P.I. - Tengo guardada una crítica de aquel año de mil novecientos sesenta y cinco sobre la obra de Fabio Zerpa donde decía “el joven actor Juan Francisco Ibáñez con evidente capacidad actoral, pero lo mejor es su voz”. Para mí nunca fue así. Tenía una voz similar mi hermano que murió hace un año y era menor que yo. A tal punto que cuando llamábamos a casa, mi madre no sabía quién era, y de hecho era también muy parecida a la de mi padre. O sea que es absolutamente genético. Que es lo que me hace reír cuando alguien me dice “cómo se nota que usted es locutor”. Y le digo que no soy locutor por la voz, si fuera arquitecto hablaría así, pero haría planos. Y si fuera veterinario hablaría así con los pichichos. Es mi voz.

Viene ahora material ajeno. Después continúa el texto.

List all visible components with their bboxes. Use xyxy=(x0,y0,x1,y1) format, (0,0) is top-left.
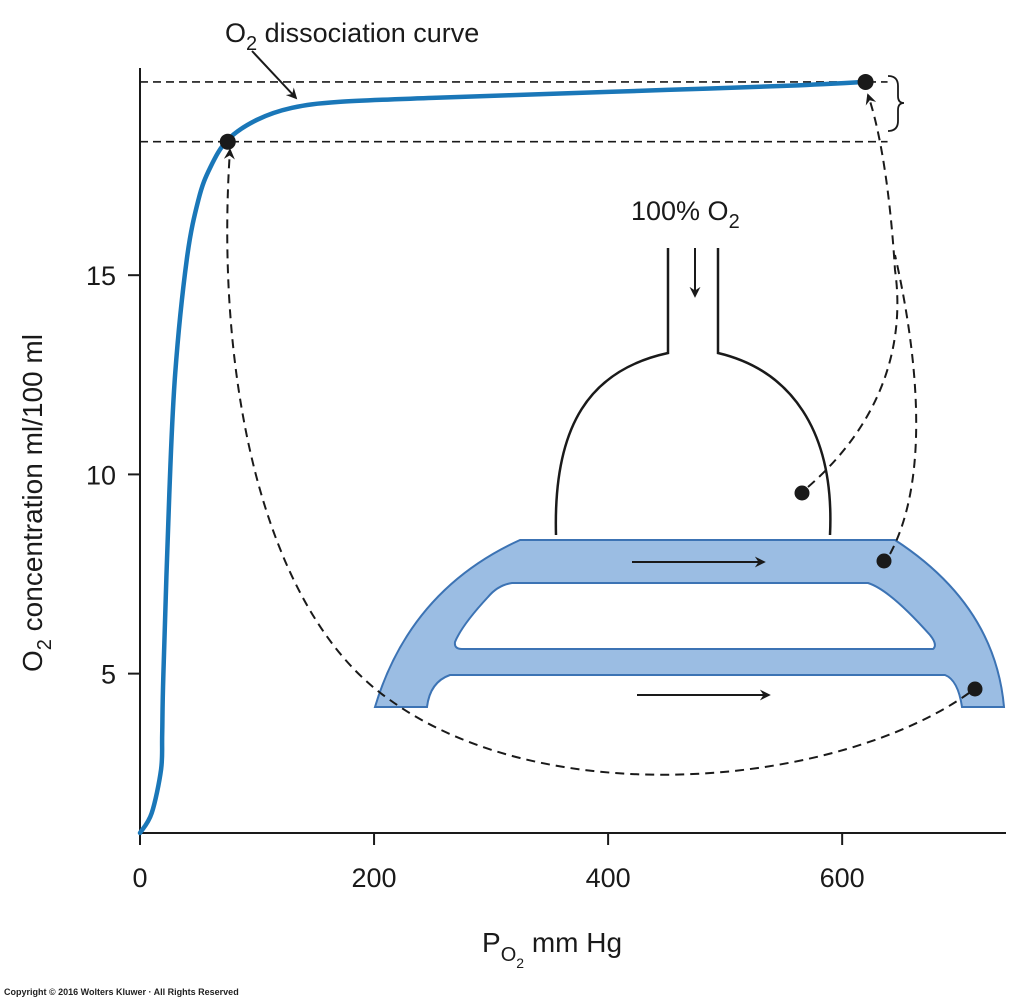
connector-curves xyxy=(223,93,970,776)
curve-label: O2 dissociation curve xyxy=(225,18,479,55)
copyright-notice: Copyright © 2016 Wolters Kluwer · All Ri… xyxy=(4,987,239,997)
x-tick-label-600: 600 xyxy=(820,863,865,893)
y-axis-label: O2 concentration ml/100 ml xyxy=(17,334,56,672)
alveolar-gas-dot xyxy=(794,485,810,501)
chart-area: 0 200 400 600 5 10 15 xyxy=(86,68,1006,893)
y-tick-label-10: 10 xyxy=(86,460,116,490)
pure-o2-point xyxy=(857,73,874,90)
series-line-1 xyxy=(137,79,868,836)
lung-schematic: 100% O2 xyxy=(373,196,1006,708)
alveolus-outline xyxy=(554,248,832,536)
y-tick-label-5: 5 xyxy=(101,660,116,690)
end-capillary-dot xyxy=(876,553,892,569)
blood-vessel-shape xyxy=(373,539,1006,708)
difference-brace xyxy=(887,75,905,132)
x-tick-label-0: 0 xyxy=(132,863,147,893)
x-tick-label-200: 200 xyxy=(352,863,397,893)
x-tick-label-400: 400 xyxy=(586,863,631,893)
connector-from-capillary xyxy=(889,254,918,555)
curve-label-arrow xyxy=(251,50,298,100)
connector-mixed-to-arterial xyxy=(223,148,970,776)
x-axis-label: PO2 mm Hg xyxy=(482,927,622,971)
mixed-blood-dot xyxy=(967,681,983,697)
y-tick-label-15: 15 xyxy=(86,261,116,291)
arterial-point xyxy=(219,133,236,150)
connector-alveolus-to-top xyxy=(807,93,899,488)
gas-label: 100% O2 xyxy=(631,196,740,233)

LP - ¿Pero tuvo formación profesional con la voz?
P.I. - Nunca hice eso. Ni foniatra que me enseñara a colocar la voz. En todo caso he atentado contra mi voz. No me he abrigado suficiente ni he dejado de gritar en algún momento. Es absolutamente genético, e insisto: no tiene mérito. Siempre digo que aceptaría y con total humildad un comentario sobre “me pareció bien lo que usted dijo” o “me pareció bien lo que usted opinó”, o “muy bien su análisis tal”, es decir lo que uno a través de la voz expresa, pero no la voz en sí. Es lo mismo que decirle a un buen actor: qué rubio es usted, qué alta es usted si es mujer, o qué ojos verdes maravillosos tiene, porque si ella es actriz, lo otro, le ayudará, pero no habla de su trabajo. No me gusta que me feliciten por la voz.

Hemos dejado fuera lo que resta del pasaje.